Finding the range of $y =\frac{x^2+2x+4}{2x^2+4x+9}$ (and $y=\frac{\text{quadratic}}{\text{quadratic}}$ in general) I had this problem in an exam I recently appeared for:

Find the range of
$$y =\frac{x^2+2x+4}{2x^2+4x+9}$$

By randomly assuming the value of $x$, I got the lower range of this expression as $3/7$. But for upper limit, I ran short of time to compute the value of it and hence couldn't solve this question.
Now, I do know that one way to solve this expression to get its range is to assume the whole expression as equals to K, get a quadratic in K, and find the maximum/minimum value of K which will in turn be the range of that expression. I was short on time so avoided this long winded method.
Another guy I met outside the exam center, told me he used an approach of $x$ tending to infinity in both cases and got the maximum value of this expression as $1/2$. But before I could ask him to explain more on this method, he had to leave for his work.
So, will someone please throw some light on this method of $x$ tending to infinity to get range, and how it works. And if there exists any other efficient, and quicker method to find range of a function defined in the form of a ( quadratic / quadratic ).
 A: The question can be easily solved by this technique:
As $\displaystyle y = \frac {x^2 + 2x + 4}{2x^2 + 4x + 9} \implies 2y = \frac {2x^2 + 4x + 9 - 1}{2x^2 + 4x + 9}$.
Thus, $\displaystyle 2y = 1-\frac {1}{2(x + 1)^2 + 7} $
Squares can never be less than zero so the minimum value of the function : $\displaystyle 2(x + 1)^2 + 7 $ would be $7$ , or Maximum value of $\displaystyle \frac {1}{2(x + 1)^2 + 7} $ is $\displaystyle \frac {1}{7} $.
This tells that minimum value of $y $ will be $\displaystyle \frac{3}{7}$.
And so on.. check for $x \rightarrow \infty$.
From here you can easily tell the maximum and minimum values : $\displaystyle y \in \left [ \frac {3}{7}, \frac {1}{2} \right ) $
A: As a follow-up to @NikolaAlfredi's answer:
$ y = \frac{x^2 + 2x + 4}{2x^2 + 4x + 9} = \frac{2x^2 + 4x + 8}{2(2x^2 + 4x + 9)} = \frac{2x^2+4x+9 - 1}{2(2x^2+4x+9)} = \frac{1}{2}(1-\frac{1}{2x^2+4x+9}) \implies 2y = 1 - \frac{1}{2x^2+4x+9}$. Now find the extremes of the range of the expression in the RHS of the above equation (which I believe you can; if not someone else or I myself shall try and add it) and divide them by $2$ to get the required extremes(taking half since we get values for $2y$ and not $y$).
A: In general, if $\deg f = 0$ where $$f(x) = \frac{a_nx^n + a_{n - 1}x^{n - 1} + \cdots + a_1x + a_0}{b_nx^n + b_{n - 1}x^{n - 1} + \cdots + b_1x + b_0},$$ the limit of $f$ as $x$ increases/decreases without bound is $a_n/b_n$.
In your case, $a_2 = 1$ and $b_2 = 2$. Hence, $a_2/b_2 = 1/2$.

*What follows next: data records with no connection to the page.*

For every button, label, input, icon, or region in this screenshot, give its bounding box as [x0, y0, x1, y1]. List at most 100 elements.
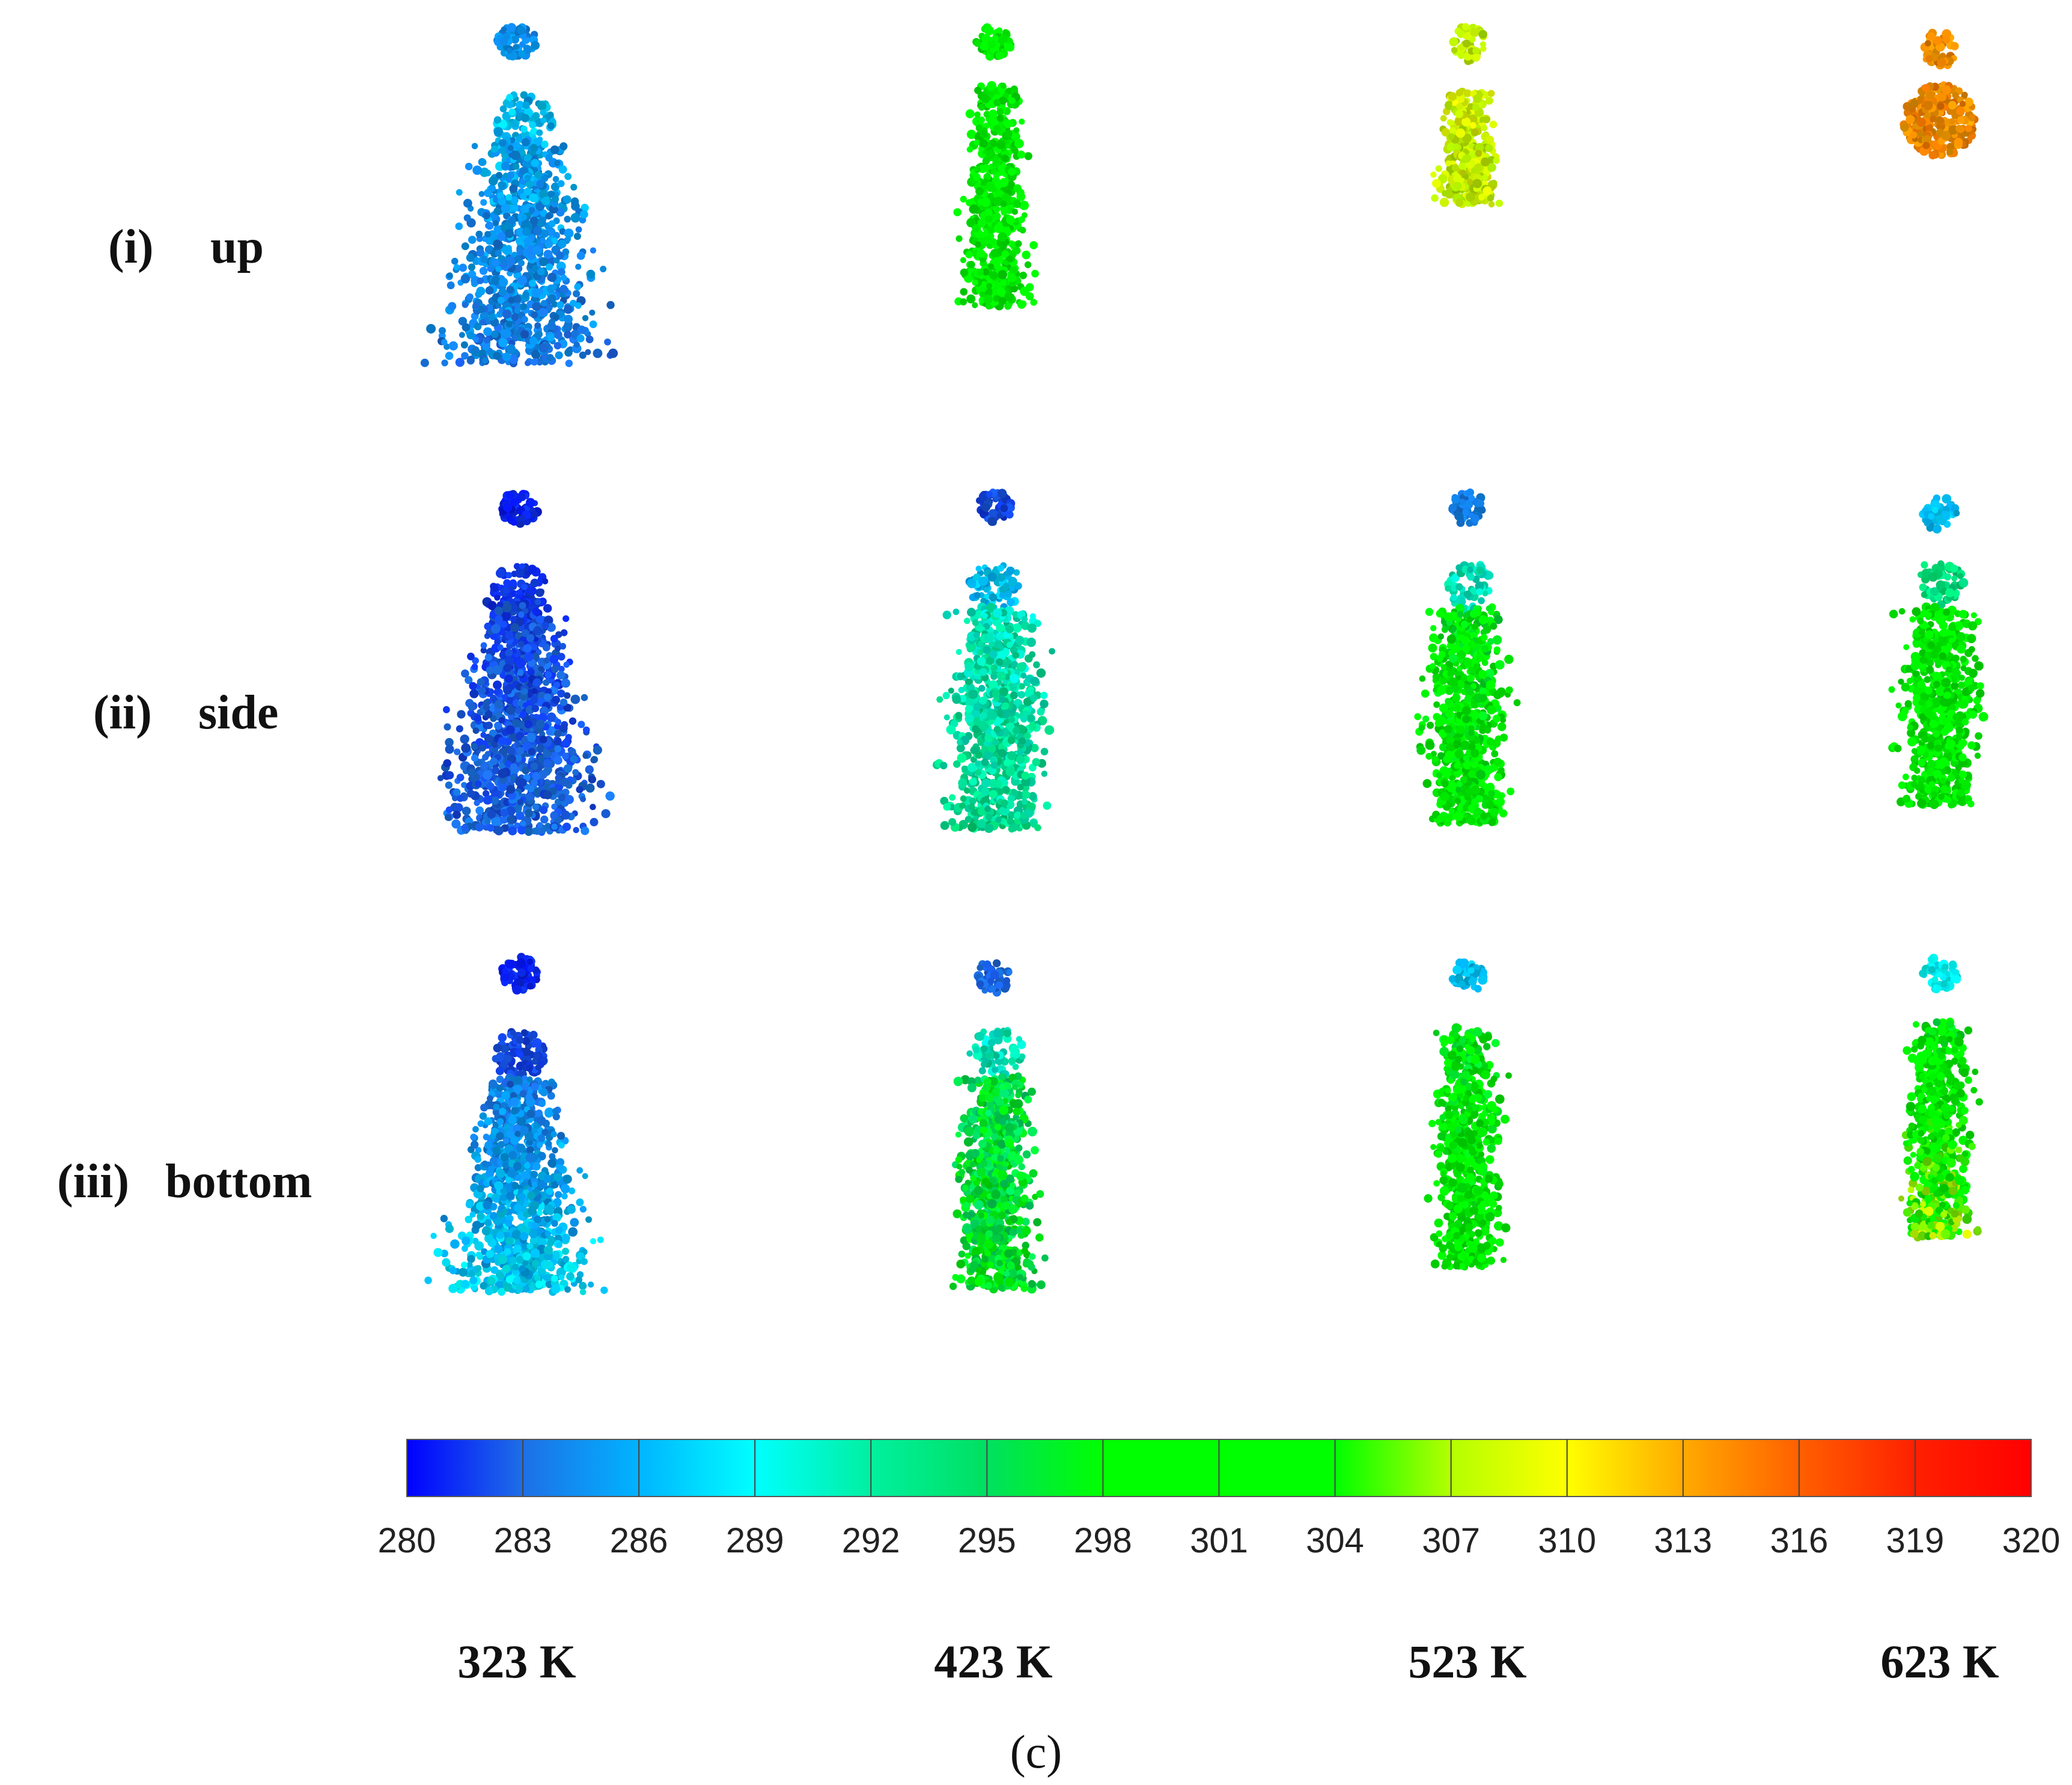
particle — [1950, 41, 1959, 50]
particle — [467, 768, 477, 777]
particle — [601, 809, 611, 819]
particle — [1001, 799, 1008, 807]
particle — [505, 572, 513, 579]
particle — [1004, 302, 1011, 310]
particle — [550, 635, 558, 643]
particle — [466, 254, 475, 262]
particle — [958, 778, 967, 788]
particle — [981, 758, 989, 766]
particle — [559, 142, 568, 150]
particle — [975, 760, 981, 767]
particle — [554, 730, 562, 737]
particle — [979, 697, 987, 705]
particle — [537, 822, 543, 828]
particle — [936, 696, 943, 703]
particle — [1004, 129, 1013, 138]
particle — [465, 162, 473, 171]
particle — [553, 755, 562, 765]
particle — [1448, 92, 1457, 101]
particle — [1022, 251, 1031, 260]
particle — [564, 795, 574, 804]
particle — [1049, 648, 1055, 654]
particle — [499, 147, 506, 154]
particle — [472, 302, 480, 309]
particle — [1019, 272, 1027, 279]
particle — [474, 714, 481, 722]
particle — [469, 689, 479, 698]
particle — [471, 754, 479, 762]
particle — [1017, 691, 1026, 699]
particle — [528, 564, 537, 574]
particle — [517, 275, 528, 285]
particle — [445, 806, 453, 814]
particle — [564, 305, 573, 314]
particle — [520, 193, 527, 200]
particle — [527, 668, 535, 676]
particle — [502, 100, 510, 107]
particle — [1451, 495, 1460, 504]
particle — [477, 277, 484, 284]
particle — [984, 805, 991, 813]
particle — [990, 249, 999, 258]
particle — [987, 710, 998, 720]
particle — [495, 266, 502, 272]
particle — [557, 180, 565, 188]
particle — [538, 755, 545, 762]
particle — [1910, 99, 1919, 108]
particle — [467, 652, 475, 661]
particle — [511, 204, 519, 212]
particle — [531, 688, 538, 694]
particle — [473, 336, 480, 343]
particle — [510, 499, 518, 507]
particle — [443, 706, 450, 713]
particle — [461, 242, 469, 251]
particle — [1030, 299, 1037, 306]
particle — [520, 91, 528, 99]
particle — [1937, 58, 1946, 67]
particle — [510, 615, 517, 622]
particle — [525, 828, 533, 836]
particle — [544, 240, 553, 248]
particle — [488, 184, 496, 192]
particle — [1490, 180, 1498, 187]
particle — [493, 352, 501, 360]
particle — [543, 679, 550, 686]
particle — [1453, 182, 1462, 191]
particle — [483, 212, 490, 219]
particle — [531, 779, 538, 787]
particle — [570, 694, 580, 704]
particle — [516, 100, 525, 109]
particle — [986, 490, 993, 498]
particle — [1941, 130, 1951, 141]
particle — [531, 41, 540, 50]
particle — [502, 309, 512, 319]
particle — [547, 322, 556, 331]
particle — [966, 294, 976, 304]
particle — [575, 263, 582, 270]
particle — [943, 714, 950, 721]
particle — [553, 342, 562, 350]
particle — [493, 127, 504, 136]
particle — [1017, 749, 1024, 757]
particle — [943, 803, 951, 811]
particle — [462, 323, 471, 332]
particle — [535, 615, 544, 624]
particle — [1946, 148, 1954, 156]
particle — [484, 653, 493, 662]
particle — [1019, 118, 1025, 125]
particle — [993, 206, 1001, 213]
particle — [1010, 674, 1019, 683]
particle — [514, 307, 521, 314]
particle — [993, 99, 1001, 106]
particle — [1955, 124, 1963, 133]
particle — [987, 81, 996, 91]
particle — [519, 150, 525, 156]
particle — [1937, 102, 1945, 110]
particle — [1485, 144, 1493, 153]
particle — [1480, 45, 1487, 52]
particle — [955, 712, 963, 719]
particle — [1024, 152, 1032, 160]
particle — [508, 826, 517, 835]
particle — [972, 279, 979, 286]
particle — [978, 576, 988, 587]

We'll factor $f$ as $$\frac{x^2+2x+4}{2x^2+4x+9} = \frac{(x + 1)^2 + 3}{2(x + 1)^2 + 7}.$$
Notice that for all $x \in \mathbb{R}$, $f > 0$. Also, we can see that $(x+1)^2 + 2 < 2(x + 1)^2 + 7$. This means that the range should be a part of $(0,1/2)$. Since both numerator and denominator have $(x + 1)^2$ without any remaining $x$'s, we can see that this will be at its minimum when $x = -1$. Then, $$f(-1) = \frac{(-1 + 1)^2 + 3}{2(-1 + 1)^2 + 7} \\ = \frac{(0)^2 + 3}{2(0)^2 + 7} \\ \frac{3}{7}$$
Therefore, the range is $[3/7, 1/2)$.
A: $$y = \frac{x^2 + 2x + 4}{2x^2 + 4x + 9} = \frac12 - \frac {1/2}{2x^2 + 4x + 9} \implies \frac {dy}{dx} = \frac {4x + 4}{\text{whatever}} \text{ Let } \color{green}{\frac{dy}{dx} = 0 \implies x = -1}, y(x = -1) = \color{blue}{\frac37} \text{ also } y(x\to \infty) = \color{blue}{\frac 12}$$